E por falar em radiação: um temaki de atum, uma dose combinada, dois rolos uramaki, tempura de legumes, tempura de camarão, nigiri de peixe-manteiga e de robalo. Emagreci 1 Kg, apesar do lixo todo que comi e das horas que passei sentado, no fim de semana da última jam em que participei. Sinto que desta vez emagreci 2 Kg ou mais. A senhora que registou o meu pedido fez-me um olhar estranho. A jam acabou, estou com um ar miserável e olheiras esculpidas na pele da minha cara. Estou eu e estava toda a gente. Participantes e organizadores. Nenhum de nós ali vive a radiação de Portugal.

Também estás envolvido na organização desta jam?”; “estou sim”; “só podia ser”. Na verdade não é verdade. Podíamos todos. Podemos todos. O grupo cresce. O renascimento dos videojogos em Portugal aproxima-se. Já começou, dizem alguns. As três salas estavam apinhadas de gente; havia quem tivesse trazido desktops e monitores.
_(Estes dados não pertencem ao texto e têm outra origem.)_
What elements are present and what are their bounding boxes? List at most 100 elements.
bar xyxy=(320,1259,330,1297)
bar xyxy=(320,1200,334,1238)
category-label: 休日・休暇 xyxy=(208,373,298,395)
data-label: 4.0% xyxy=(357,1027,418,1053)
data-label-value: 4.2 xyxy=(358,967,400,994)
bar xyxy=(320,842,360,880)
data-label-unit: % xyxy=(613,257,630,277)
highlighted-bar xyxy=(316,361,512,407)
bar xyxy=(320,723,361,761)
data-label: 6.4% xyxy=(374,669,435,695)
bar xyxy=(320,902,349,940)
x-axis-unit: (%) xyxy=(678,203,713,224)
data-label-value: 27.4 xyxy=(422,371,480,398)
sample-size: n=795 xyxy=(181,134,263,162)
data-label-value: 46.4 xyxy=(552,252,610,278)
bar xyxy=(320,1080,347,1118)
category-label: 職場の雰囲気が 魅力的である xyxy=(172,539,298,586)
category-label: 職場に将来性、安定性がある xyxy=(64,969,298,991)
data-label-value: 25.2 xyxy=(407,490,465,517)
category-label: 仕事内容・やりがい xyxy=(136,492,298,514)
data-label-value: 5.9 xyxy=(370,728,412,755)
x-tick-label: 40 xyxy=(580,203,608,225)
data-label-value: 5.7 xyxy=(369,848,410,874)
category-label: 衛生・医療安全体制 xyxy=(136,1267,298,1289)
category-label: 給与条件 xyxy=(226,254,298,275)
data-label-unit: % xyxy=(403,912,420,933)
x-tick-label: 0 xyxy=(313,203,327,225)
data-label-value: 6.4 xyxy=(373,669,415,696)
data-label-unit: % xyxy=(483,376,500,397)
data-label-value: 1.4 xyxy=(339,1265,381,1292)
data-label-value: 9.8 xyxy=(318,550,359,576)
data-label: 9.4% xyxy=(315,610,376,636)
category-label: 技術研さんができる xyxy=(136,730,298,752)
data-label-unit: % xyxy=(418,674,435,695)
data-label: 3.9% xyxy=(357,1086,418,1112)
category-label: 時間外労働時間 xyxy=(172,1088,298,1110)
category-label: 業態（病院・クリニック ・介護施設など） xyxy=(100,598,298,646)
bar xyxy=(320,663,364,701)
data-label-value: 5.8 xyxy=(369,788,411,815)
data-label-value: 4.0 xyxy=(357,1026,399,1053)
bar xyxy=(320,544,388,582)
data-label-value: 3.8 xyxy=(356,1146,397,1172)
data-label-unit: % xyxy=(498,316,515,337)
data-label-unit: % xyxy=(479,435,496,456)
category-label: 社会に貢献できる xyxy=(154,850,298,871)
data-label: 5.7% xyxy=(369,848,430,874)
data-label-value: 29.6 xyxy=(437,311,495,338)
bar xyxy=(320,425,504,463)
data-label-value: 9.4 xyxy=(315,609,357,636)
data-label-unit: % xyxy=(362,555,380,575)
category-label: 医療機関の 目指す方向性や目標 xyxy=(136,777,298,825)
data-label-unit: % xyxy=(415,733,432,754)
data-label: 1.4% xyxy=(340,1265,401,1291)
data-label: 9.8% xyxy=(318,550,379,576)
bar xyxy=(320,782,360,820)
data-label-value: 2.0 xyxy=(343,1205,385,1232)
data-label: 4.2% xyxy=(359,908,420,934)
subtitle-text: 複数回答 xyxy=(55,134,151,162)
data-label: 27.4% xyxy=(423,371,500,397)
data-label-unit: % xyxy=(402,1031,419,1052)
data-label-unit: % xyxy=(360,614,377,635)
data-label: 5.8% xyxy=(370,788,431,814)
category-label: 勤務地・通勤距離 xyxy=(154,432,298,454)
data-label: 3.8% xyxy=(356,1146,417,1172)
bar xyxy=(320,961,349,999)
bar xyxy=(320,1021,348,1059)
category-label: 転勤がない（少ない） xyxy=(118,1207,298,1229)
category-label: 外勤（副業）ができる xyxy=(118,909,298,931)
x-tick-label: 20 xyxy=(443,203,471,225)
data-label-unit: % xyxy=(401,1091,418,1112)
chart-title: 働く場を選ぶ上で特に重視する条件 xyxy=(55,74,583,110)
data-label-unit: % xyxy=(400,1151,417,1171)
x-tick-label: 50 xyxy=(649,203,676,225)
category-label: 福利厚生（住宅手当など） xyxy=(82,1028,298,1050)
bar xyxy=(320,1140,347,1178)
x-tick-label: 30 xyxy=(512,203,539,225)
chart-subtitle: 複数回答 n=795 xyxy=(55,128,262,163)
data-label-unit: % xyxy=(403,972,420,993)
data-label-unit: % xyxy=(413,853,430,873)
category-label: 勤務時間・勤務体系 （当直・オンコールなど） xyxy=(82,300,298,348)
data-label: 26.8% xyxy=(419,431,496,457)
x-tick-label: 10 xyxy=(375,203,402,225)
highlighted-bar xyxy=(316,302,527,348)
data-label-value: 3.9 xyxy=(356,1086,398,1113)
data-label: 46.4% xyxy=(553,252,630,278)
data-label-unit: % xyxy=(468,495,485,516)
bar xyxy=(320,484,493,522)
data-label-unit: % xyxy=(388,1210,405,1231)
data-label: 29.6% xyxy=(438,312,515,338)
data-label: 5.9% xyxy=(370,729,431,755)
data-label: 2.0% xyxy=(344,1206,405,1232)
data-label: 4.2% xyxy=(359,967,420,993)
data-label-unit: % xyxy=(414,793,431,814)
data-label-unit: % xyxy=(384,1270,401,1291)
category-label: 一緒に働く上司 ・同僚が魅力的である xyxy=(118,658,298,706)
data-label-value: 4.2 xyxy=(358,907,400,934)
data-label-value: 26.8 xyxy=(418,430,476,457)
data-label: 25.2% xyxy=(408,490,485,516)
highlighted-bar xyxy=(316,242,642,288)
Sentei-me. Sabia que estava sentado entre os melhores. Sei que o futuro tem muito reservado para quem lá estava. Estava sentado entre os Edmund McMillen e os Markus Persson de amanhã. Estávamos a fazer História. Estamos. Sentado, os meus olhos saltavam de cara para cara; conheço metade deles, e já tive o prazer de jogar jogos que fizeram; imaginei os jogos deles que jogarei daqui a uma década.

Wilson Almeida entrou na sala, com outros organizadores; apresentou o evento, explicou o porquê de este existir, para dar oportunidade a pessoas como nós, para desenvolvermos portefólio, para que a oportunidade tenha oportunidade de crescer, para pormo-nos no mapa.

O tema foi anunciado. Desejou-nos boa sorte.